Ткань напоминала мешковину по структуре и цвету, на этикетке
был обозначен какой-то умопомрачительный состав: лен, шелк, кашемир. На
распродаже пиджак и брюки стоили четыреста долларов. Консультировала при
покупке Марина, к тому времени уже бывшая, но все-таки немножко жена. Часа два
прокопавшись в углу бутика, у многослойных вешалок с невыразительным для
Арсеньева тряпьем, она извлекла это чудо и заявила, что от такого прикида
знающие люди будут писать кипятком. Арсеньев к прошлому лету накопил пятьсот долларов,
чтобы привести в порядок стареющую машину и съездить в отпуск, порыбачить на
озере Селигер. Но отсутствие приличного костюма мешало работать, а тут такое
счастье – распродажа, смехотворная цена.
Однако костюм оказался прожорливой гадиной. Он требовал
других ботинок, других рубашек. Пришлось еще раз отправиться на распродажу и
расстаться с квартальной премией.
Что касается дополнительных деталей туалета, необходимых для
камуфляжа, за неимением денег Саня нашел оригинальное решение. От дедушки, военного
переводчика, у него остались наручные часы и зажигалка. Часы были швейцарской
фирмы, образца 1939 года, неизвестно, сколько они стоили изначально. В 1945-м,
во время встречи на Эльбе, дед поменялся с английским офицером. У деда были
советские стальные “ходики” производства завода “Слава”, с серпом и молотом на
циферблате, они так понравились англичанину, что он не пожалел своих
швейцарских, с серебряным корпусом и золотыми стрелками.
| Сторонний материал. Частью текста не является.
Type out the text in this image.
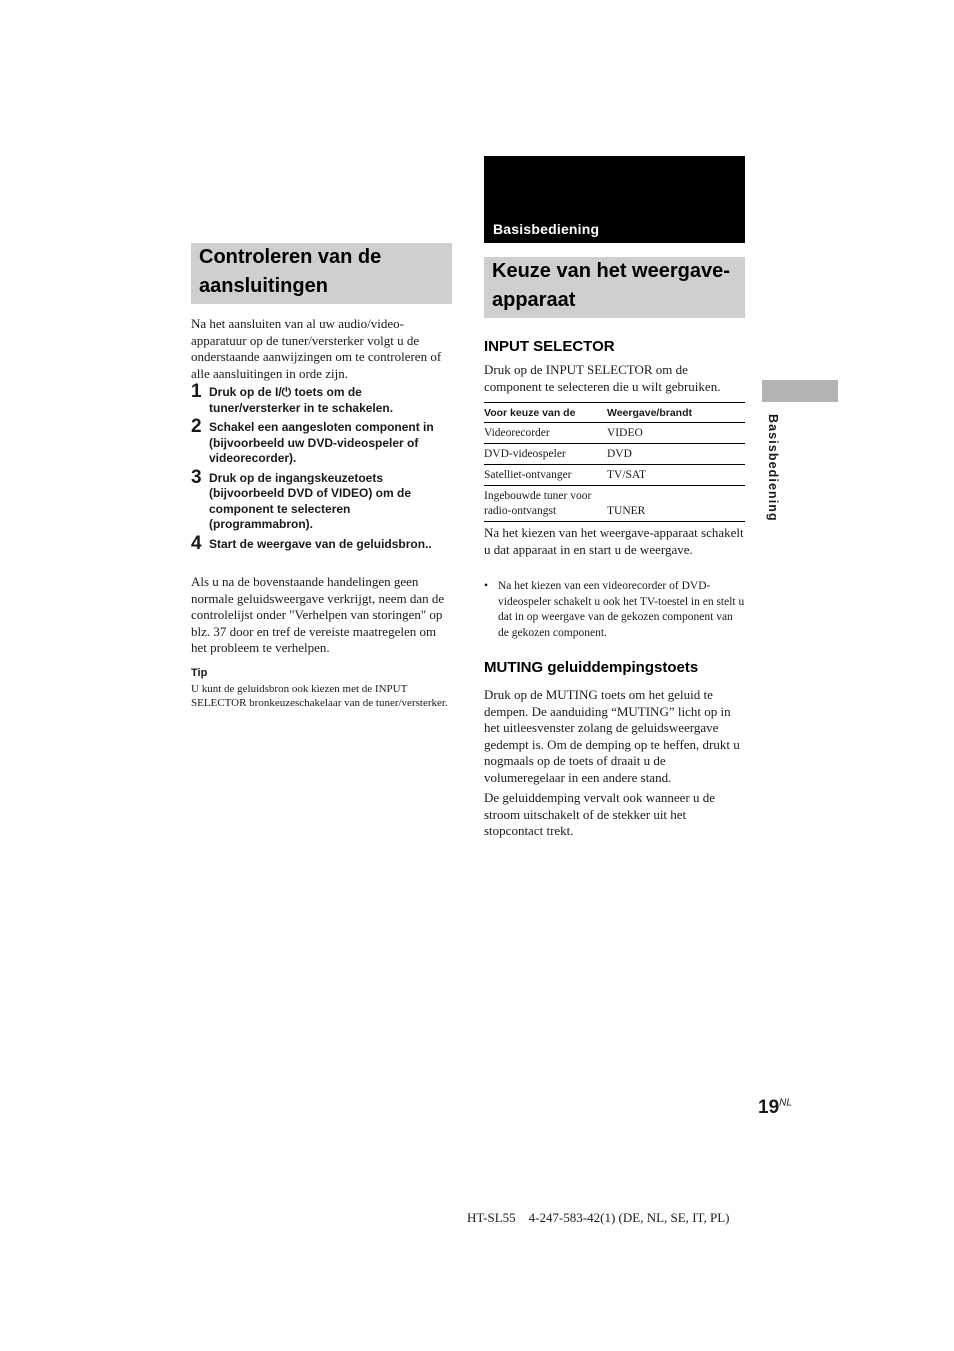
Basisbediening
Controleren van de aansluitingen
Na het aansluiten van al uw audio/video-apparatuur op de tuner/versterker volgt u de onderstaande aanwijzingen om te controleren of alle aansluitingen in orde zijn.
1 Druk op de I/⏻ toets om de tuner/versterker in te schakelen.
2 Schakel een aangesloten component in (bijvoorbeeld uw DVD-videospeler of videorecorder).
3 Druk op de ingangskeuzetoets (bijvoorbeeld DVD of VIDEO) om de component te selecteren (programmabron).
4 Start de weergave van de geluidsbron..
Als u na de bovenstaande handelingen geen normale geluidsweergave verkrijgt, neem dan de controlelijst onder "Verhelpen van storingen" op blz. 37 door en tref de vereiste maatregelen om het probleem te verhelpen.
Tip
U kunt de geluidsbron ook kiezen met de INPUT SELECTOR bronkeuzeschakelaar van de tuner/versterker.
Keuze van het weergave-apparaat
INPUT SELECTOR
Druk op de INPUT SELECTOR om de component te selecteren die u wilt gebruiken.
Voor keuze van de	Weergave/brandt
Videorecorder	VIDEO
DVD-videospeler	DVD
Satelliet-ontvanger	TV/SAT
Ingebouwde tuner voor radio-ontvangst	TUNER
Na het kiezen van het weergave-apparaat schakelt u dat apparaat in en start u de weergave.
• Na het kiezen van een videorecorder of DVD-videospeler schakelt u ook het TV-toestel in en stelt u dat in op weergave van de gekozen component van de gekozen component.
MUTING geluiddempingstoets
Druk op de MUTING toets om het geluid te dempen. De aanduiding “MUTING” licht op in het uitleesvenster zolang de geluidsweergave gedempt is. Om de demping op te heffen, drukt u nogmaals op de toets of draait u de volumeregelaar in een andere stand.
De geluiddemping vervalt ook wanneer u de stroom uitschakelt of de stekker uit het stopcontact trekt.
Basisbediening
$19^{NL}$
HT-SL55    4-247-583-42(1) (DE, NL, SE, IT, PL)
Сане часы достались уже мертвыми, с треснутым стеклышком.
Пару лет назад знакомый часовщик, проходивший свидетелем по какому-то делу,
реанимировал механизм, заменил стеклышко кружком чистейшего хрусталя, подновил
стершееся фирменное клеймо и от себя лично прикрепил к ушкам вполне
эксклюзивный кожаный ремешок.
Зажигалка “Зиппо” была подарена деду американским офицером
просто на память, все на той же Эльбе. Настоящая “Варга герл”, с изображением
девушки в развевающемся платье, которая прикуривает на ветру. В отличие от
часов, зажигалка не нуждалась в каком-то особенном ремонте. Арсеньев сам ее
почистил, вставил новый фитиль, кремень, заправлял бензином. Она работала
безотказно.
Эти две вещицы, часы и зажигалка, не только играли роль
камуфляжных деталей, они приносили удачу, грели душу, но не из-за своей
эксклюзивности. В них жила память о дедушке, семейная история и много всего
хорошего, теплого, безвозвратно ушедшего. Хотя, конечно, было приятно в
приличном обществе сверкнуть хрустальным циферблатом, крутануть колесико
“Зиппы”, поймать заинтересованные взгляды знающих людей. Правда, старенький
“Опель-Кадет” существенно портил имидж, но в особо ответственных случаях можно
было выклянчить у начальства служебную машину, “Мерседес” или даже джип
“Чероки”, с камуфляжными номерами, с шофером или без него.
Работа Вики Кравцовой тоже требовала камуфляжа. Бесконечные
презентации, премьеры, переговоры, тусовки, и каждый раз надо явиться в чем-то
новом, шикарном, сногсшибательном, чтобы выглядеть не хуже других. Денег вроде
было много, но все равно Вике их хронически не хватало.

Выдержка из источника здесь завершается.